John Clews <[log in to unmask]> asked about information on
coding in character sets in MARC records.
The key question needs to be answered first.
>8. What steps are being made to implement UTF-8 in USMARC?
Approved by MARBI in June 1998. Minutes of MARBI meetings are
available on the USMARC Web site. http://lcweb.loc.gov/marc/
But this approval is only part of what must be a complete
specification before records can be exchanged. Keep reading this
list for future developments.
>1. How much is ISO 6630 actually used already in library systems?
>I have yet to come across any great number that are using it.
Some of the ISO 6630 control characters are valid for UNIMARC. The
actual use depends entirely on the data, and also on the filing
conventions of the library in the case of NSB/NSE.

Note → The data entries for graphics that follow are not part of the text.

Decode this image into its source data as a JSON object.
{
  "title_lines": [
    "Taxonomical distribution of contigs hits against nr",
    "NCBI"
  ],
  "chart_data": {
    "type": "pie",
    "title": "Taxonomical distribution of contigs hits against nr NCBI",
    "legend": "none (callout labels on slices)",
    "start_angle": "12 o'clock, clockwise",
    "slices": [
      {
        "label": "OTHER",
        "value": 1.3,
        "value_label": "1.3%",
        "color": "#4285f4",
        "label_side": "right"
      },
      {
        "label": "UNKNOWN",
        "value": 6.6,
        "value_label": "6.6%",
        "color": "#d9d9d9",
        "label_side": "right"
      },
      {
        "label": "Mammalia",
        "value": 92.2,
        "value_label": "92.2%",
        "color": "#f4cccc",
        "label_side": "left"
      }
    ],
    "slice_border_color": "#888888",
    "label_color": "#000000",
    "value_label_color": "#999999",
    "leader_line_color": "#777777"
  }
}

>2. What provisions are being made to avoid confusion between the
>characters in columns 8 and 9 of ISO 6630, vs. similar characters in
>UTF-8 implementations of UCS (ISO/IEC 10646 and Unicode)? I can
>forsee some problems in unaware systems that can cope with UTF-8,
>with combinations of 1. a character from ANSI Z39.47:1993 and 2.
a >non-filing or similar character from ISO 6630 being adjacent in
the >data stream, and looking like a 2-octet UTF-8 sequence.

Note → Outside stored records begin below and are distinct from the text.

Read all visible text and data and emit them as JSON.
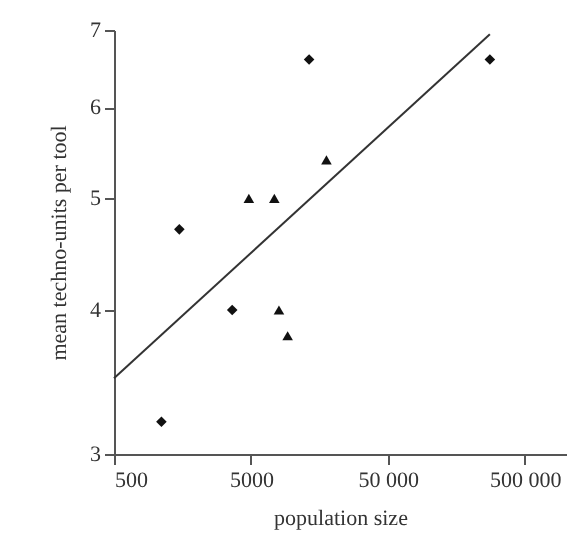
{
  "chart_data": {
    "type": "scatter",
    "xlabel": "population size",
    "ylabel": "mean techno-units per tool",
    "log": "xy",
    "xlim": [
      500,
      1000000
    ],
    "ylim": [
      3,
      7
    ],
    "xticks": [
      500,
      5000,
      {
        "value": 50000,
        "label": "50 000"
      },
      {
        "value": 500000,
        "label": "500 000"
      }
    ],
    "yticks": [
      3,
      4,
      5,
      6,
      7
    ],
    "grid": false,
    "series": [
      {
        "marker": "diamond",
        "color": "#111111",
        "x": [
          1110,
          1500,
          3650,
          13300,
          278000
        ],
        "values": [
          3.2,
          4.7,
          4.0,
          6.6,
          6.6
        ]
      },
      {
        "marker": "triangle",
        "color": "#111111",
        "x": [
          4830,
          7410,
          8010,
          9270,
          17800
        ],
        "values": [
          5.0,
          5.0,
          4.0,
          3.8,
          5.4
        ]
      },
      {
        "type": "line",
        "color": "#333333",
        "x": [
          500,
          278000
        ],
        "values": [
          3.49,
          6.94
        ]
      }
    ]
  }
}
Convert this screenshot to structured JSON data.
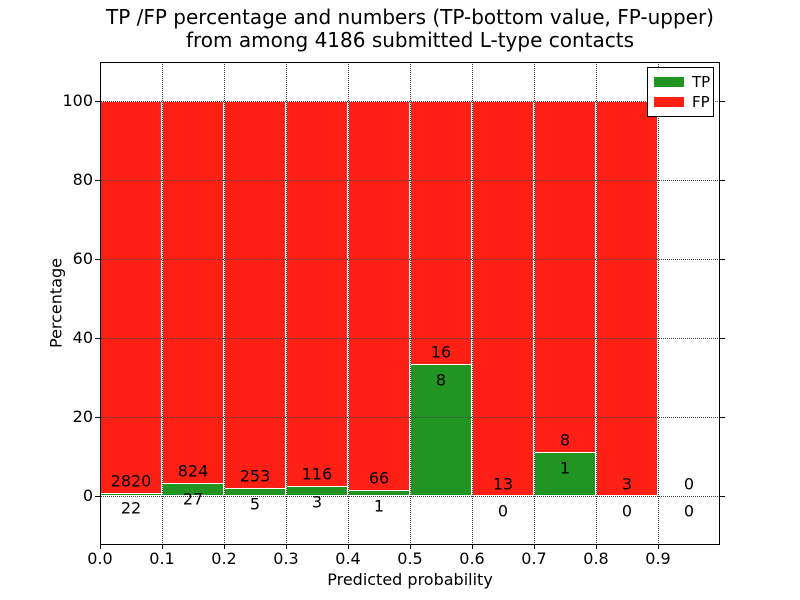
{
  "title": {
    "line1": "TP /FP percentage and numbers (TP-bottom value, FP-upper)",
    "line2": "from among 4186 submitted L-type contacts"
  },
  "axes": {
    "xlabel": "Predicted probability",
    "ylabel": "Percentage",
    "xticks": [
      "0.0",
      "0.1",
      "0.2",
      "0.3",
      "0.4",
      "0.5",
      "0.6",
      "0.7",
      "0.8",
      "0.9"
    ],
    "yticks": [
      "0",
      "20",
      "40",
      "60",
      "80",
      "100"
    ],
    "xlim": [
      0.0,
      1.0
    ],
    "ylim": [
      -12.5,
      110
    ],
    "grid": "dotted, drawn above bars"
  },
  "legend": {
    "position": "upper-right",
    "items": [
      {
        "label": "TP",
        "color": "#229422"
      },
      {
        "label": "FP",
        "color": "#ff2015"
      }
    ]
  },
  "chart_data": {
    "type": "bar",
    "subtype": "stacked-100-percent-histogram",
    "title": "TP /FP percentage and numbers (TP-bottom value, FP-upper) from among 4186 submitted L-type contacts",
    "xlabel": "Predicted probability",
    "ylabel": "Percentage",
    "total_contacts": 4186,
    "bin_width": 0.1,
    "colors": {
      "tp": "#229422",
      "fp": "#ff2015",
      "bar_edge": "#ffffff"
    },
    "bins": [
      {
        "range": [
          0.0,
          0.1
        ],
        "tp": 22,
        "fp": 2820,
        "tp_pct": 0.77
      },
      {
        "range": [
          0.1,
          0.2
        ],
        "tp": 27,
        "fp": 824,
        "tp_pct": 3.17
      },
      {
        "range": [
          0.2,
          0.3
        ],
        "tp": 5,
        "fp": 253,
        "tp_pct": 1.94
      },
      {
        "range": [
          0.3,
          0.4
        ],
        "tp": 3,
        "fp": 116,
        "tp_pct": 2.52
      },
      {
        "range": [
          0.4,
          0.5
        ],
        "tp": 1,
        "fp": 66,
        "tp_pct": 1.49
      },
      {
        "range": [
          0.5,
          0.6
        ],
        "tp": 8,
        "fp": 16,
        "tp_pct": 33.33
      },
      {
        "range": [
          0.6,
          0.7
        ],
        "tp": 0,
        "fp": 13,
        "tp_pct": 0
      },
      {
        "range": [
          0.7,
          0.8
        ],
        "tp": 1,
        "fp": 8,
        "tp_pct": 11.11
      },
      {
        "range": [
          0.8,
          0.9
        ],
        "tp": 0,
        "fp": 3,
        "tp_pct": 0
      },
      {
        "range": [
          0.9,
          1.0
        ],
        "tp": 0,
        "fp": 0,
        "tp_pct": 0,
        "empty": true
      }
    ]
  }
}
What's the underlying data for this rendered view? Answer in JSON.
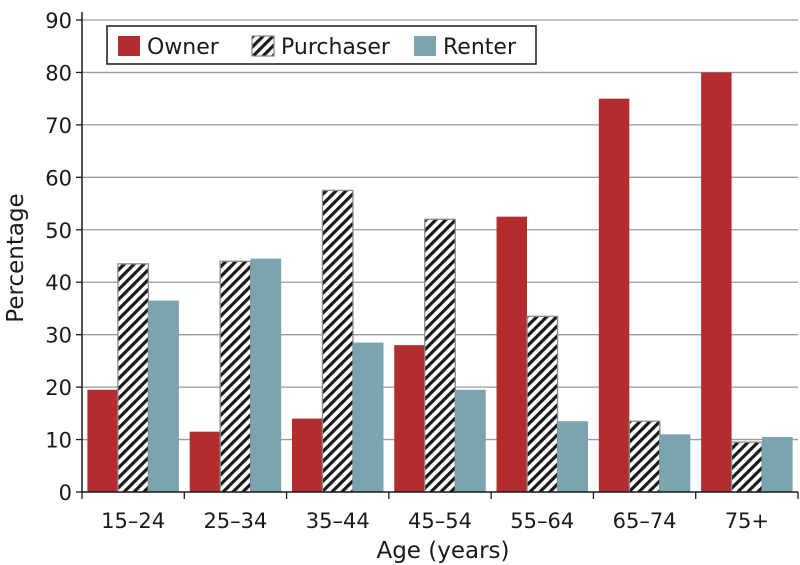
{
  "chart_data": {
    "type": "bar",
    "title": "",
    "xlabel": "Age (years)",
    "ylabel": "Percentage",
    "ylim": [
      0,
      90
    ],
    "yticks": [
      0,
      10,
      20,
      30,
      40,
      50,
      60,
      70,
      80,
      90
    ],
    "grid": true,
    "legend_position": "top-left",
    "categories": [
      "15–24",
      "25–34",
      "35–44",
      "45–54",
      "55–64",
      "65–74",
      "75+"
    ],
    "series": [
      {
        "name": "Owner",
        "color": "#b32d2e",
        "pattern": "solid",
        "values": [
          19.5,
          11.5,
          14,
          28,
          52.5,
          75,
          80
        ]
      },
      {
        "name": "Purchaser",
        "color": "#1a1a1a",
        "pattern": "diagonal-hatch",
        "values": [
          43.5,
          44,
          57.5,
          52,
          33.5,
          13.5,
          9.5
        ]
      },
      {
        "name": "Renter",
        "color": "#7ba3b0",
        "pattern": "solid",
        "values": [
          36.5,
          44.5,
          28.5,
          19.5,
          13.5,
          11,
          10.5
        ]
      }
    ]
  }
}
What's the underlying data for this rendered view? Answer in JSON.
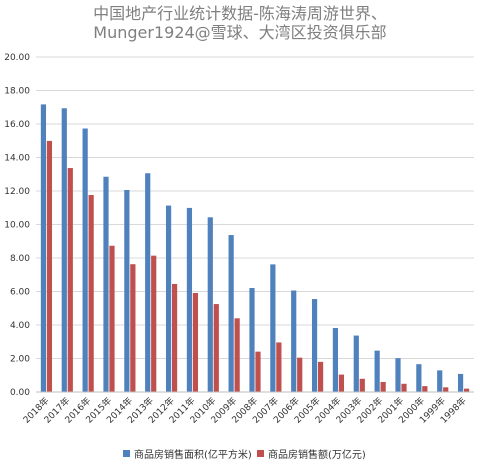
{
  "chart_data": {
    "type": "bar",
    "title_lines": [
      "中国地产行业统计数据-陈海涛周游世界、",
      "Munger1924@雪球、大湾区投资俱乐部"
    ],
    "categories": [
      "2018年",
      "2017年",
      "2016年",
      "2015年",
      "2014年",
      "2013年",
      "2012年",
      "2011年",
      "2010年",
      "2009年",
      "2008年",
      "2007年",
      "2006年",
      "2005年",
      "2004年",
      "2003年",
      "2002年",
      "2001年",
      "2000年",
      "1999年",
      "1998年"
    ],
    "series": [
      {
        "name": "商品房销售面积(亿平方米)",
        "color": "#4f81bd",
        "values": [
          17.17,
          16.94,
          15.73,
          12.85,
          12.06,
          13.06,
          11.13,
          10.99,
          10.43,
          9.37,
          6.21,
          7.62,
          6.06,
          5.55,
          3.82,
          3.37,
          2.47,
          2.02,
          1.66,
          1.29,
          1.08
        ]
      },
      {
        "name": "商品房销售额(万亿元)",
        "color": "#c0504d",
        "values": [
          14.99,
          13.37,
          11.76,
          8.73,
          7.63,
          8.14,
          6.45,
          5.91,
          5.25,
          4.4,
          2.41,
          2.96,
          2.05,
          1.8,
          1.04,
          0.79,
          0.6,
          0.49,
          0.35,
          0.28,
          0.2
        ]
      }
    ],
    "yticks": [
      "0.00",
      "2.00",
      "4.00",
      "6.00",
      "8.00",
      "10.00",
      "12.00",
      "14.00",
      "16.00",
      "18.00",
      "20.00"
    ],
    "ylim": [
      0,
      20
    ],
    "grid": true,
    "legend_position": "bottom"
  }
}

Potential confusion between 8-bit data and UTF-8 records was
addressed in the MARBI proposal that covered use of UTF-8 (you can
find it through the Minutes of the June 1998 MARBI Meeting). It was
discussed at length by the task Force that prepared the proposal.
When (in the future) records can be in either 8-bit character sets
or UTF-8, systems will *have* to check on the record's type of
encoding. An "unaware system[s] that can cope with UTF-8" suggests
to me a system that assumes that *all* records are in UTF-8. Not a
good design decision for the near term, when UTF-8 systems will have
to be able to accept "legacy data" (i.e., records in 8-bit character
sets).
>3. I suppose conversion systems should be aware when data is being
>migrated to Unicode in the future, but what steps have been made, by
>vendors, or bibliographic utilities, to do appropriate
>trnasformations?
Transformations are already being done by systems that use Unicode
internally.
The Library of Congress has posted UCS/Unicode mappings for the
alphabetic USMARC character sets on the USMARC Web site.

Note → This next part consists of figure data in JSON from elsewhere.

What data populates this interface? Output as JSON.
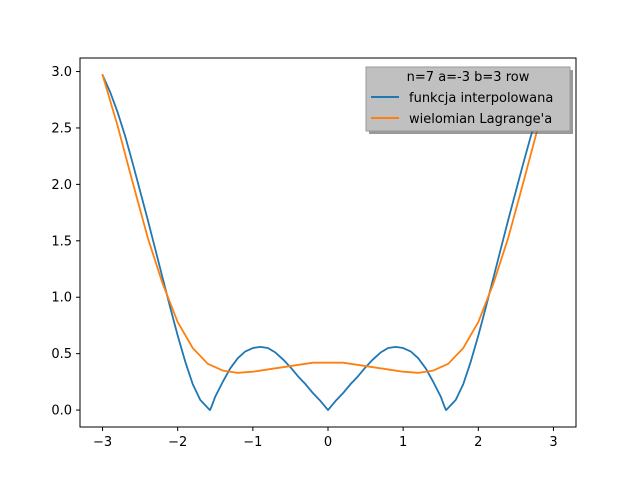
{
  "chart_data": {
    "type": "line",
    "title": "",
    "xlabel": "",
    "ylabel": "",
    "xlim": [
      -3.3,
      3.3
    ],
    "ylim": [
      -0.15,
      3.12
    ],
    "xticks": [
      -3,
      -2,
      -1,
      0,
      1,
      2,
      3
    ],
    "xtick_labels": [
      "−3",
      "−2",
      "−1",
      "0",
      "1",
      "2",
      "3"
    ],
    "yticks": [
      0.0,
      0.5,
      1.0,
      1.5,
      2.0,
      2.5,
      3.0
    ],
    "ytick_labels": [
      "0.0",
      "0.5",
      "1.0",
      "1.5",
      "2.0",
      "2.5",
      "3.0"
    ],
    "grid": false,
    "legend": {
      "title": "n=7 a=-3 b=3 row",
      "placement": "top-right",
      "background": "#c0c0c0"
    },
    "series": [
      {
        "name": "funkcja interpolowana",
        "color": "#1f77b4",
        "x": [
          -3.0,
          -2.9,
          -2.8,
          -2.7,
          -2.6,
          -2.5,
          -2.4,
          -2.3,
          -2.2,
          -2.1,
          -2.0,
          -1.9,
          -1.8,
          -1.7,
          -1.6,
          -1.571,
          -1.55,
          -1.5,
          -1.4,
          -1.3,
          -1.2,
          -1.1,
          -1.0,
          -0.9,
          -0.8,
          -0.7,
          -0.6,
          -0.5,
          -0.4,
          -0.3,
          -0.2,
          -0.1,
          0.0,
          0.1,
          0.2,
          0.3,
          0.4,
          0.5,
          0.6,
          0.7,
          0.8,
          0.9,
          1.0,
          1.1,
          1.2,
          1.3,
          1.4,
          1.5,
          1.55,
          1.571,
          1.6,
          1.7,
          1.8,
          1.9,
          2.0,
          2.1,
          2.2,
          2.3,
          2.4,
          2.5,
          2.6,
          2.7,
          2.8,
          2.9,
          3.0
        ],
        "y": [
          2.97,
          2.82,
          2.64,
          2.43,
          2.19,
          1.94,
          1.69,
          1.43,
          1.17,
          0.91,
          0.66,
          0.43,
          0.23,
          0.09,
          0.02,
          0.0,
          0.03,
          0.12,
          0.25,
          0.37,
          0.46,
          0.52,
          0.55,
          0.56,
          0.55,
          0.51,
          0.45,
          0.38,
          0.3,
          0.23,
          0.15,
          0.08,
          0.0,
          0.08,
          0.15,
          0.23,
          0.3,
          0.38,
          0.45,
          0.51,
          0.55,
          0.56,
          0.55,
          0.52,
          0.46,
          0.37,
          0.25,
          0.12,
          0.03,
          0.0,
          0.02,
          0.09,
          0.23,
          0.43,
          0.66,
          0.91,
          1.17,
          1.43,
          1.69,
          1.94,
          2.19,
          2.43,
          2.64,
          2.82,
          2.97
        ]
      },
      {
        "name": "wielomian Lagrange'a",
        "color": "#ff7f0e",
        "x": [
          -3.0,
          -2.8,
          -2.6,
          -2.4,
          -2.2,
          -2.0,
          -1.8,
          -1.6,
          -1.4,
          -1.2,
          -1.0,
          -0.8,
          -0.6,
          -0.4,
          -0.2,
          0.0,
          0.2,
          0.4,
          0.6,
          0.8,
          1.0,
          1.2,
          1.4,
          1.6,
          1.8,
          2.0,
          2.2,
          2.4,
          2.6,
          2.8,
          3.0
        ],
        "y": [
          2.97,
          2.52,
          2.02,
          1.53,
          1.12,
          0.78,
          0.55,
          0.41,
          0.35,
          0.33,
          0.34,
          0.36,
          0.38,
          0.4,
          0.42,
          0.42,
          0.42,
          0.4,
          0.38,
          0.36,
          0.34,
          0.33,
          0.35,
          0.41,
          0.55,
          0.78,
          1.12,
          1.53,
          2.02,
          2.52,
          2.97
        ]
      }
    ]
  }
}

>4. The basic USMARC character set left columns C and D blank. How
>much is ANSI Z39.47:1993 (which adds five characters to this)
>actually used already in library systems?
These characters have been legal for USMARC since 1994, when its
Latin set was aligned with ANSEL (Z39.47). So the question is:
How many systems have implemented these additional characters?
But maybe the count varies depending on the characters. For
example, RLIN has always had "script l" (which is converted to a
regular lower case l in record output).
>5. How many systems in the USA now use ISO/IEC 8859-1 and/or the ANSI
>codepage, which is a subset of it?
If by "ANSI codepage" you mean Windows codepage 1252, it's a
SUPERset of ISO/IEC 8859-1 because it encodes graphic characters in
the second control code (C1) area.
There were some a few years ago (which was the last time I checked)
but they were systems intended for smaller libraries.
>6. How many people see occasional "garbage characters" through coding
>ambiguities in MARC records?
What does "coding ambiguities" mean? One way you'd get unknown
characters is through mal-transformation of data from another
character set. Another cause is an inadequate or wrong font used
for display. Since there are at least two possible causes (and very
likely more), the question isn't very useful.
7. How many records use characters from columns C and D for the
subscript and superscript characters used by OCLC (and others)?
These are legitimate USMARC characters (albeit encoded differently
in the USMARC exchange format). Their encoding in the base 8-bit
set is an internal device. Potentially any records could contain
these characters: it all depends on the source of information that
was transcribed.
"How many systems include these characters in their internal 8-bit
set?" is a different question. Since the use is internal, does it
matter to anyone except the technical people maintaining that
system?
-- Joan Aliprand
Senior Analyst, RLG
To: [log in to unmask]
|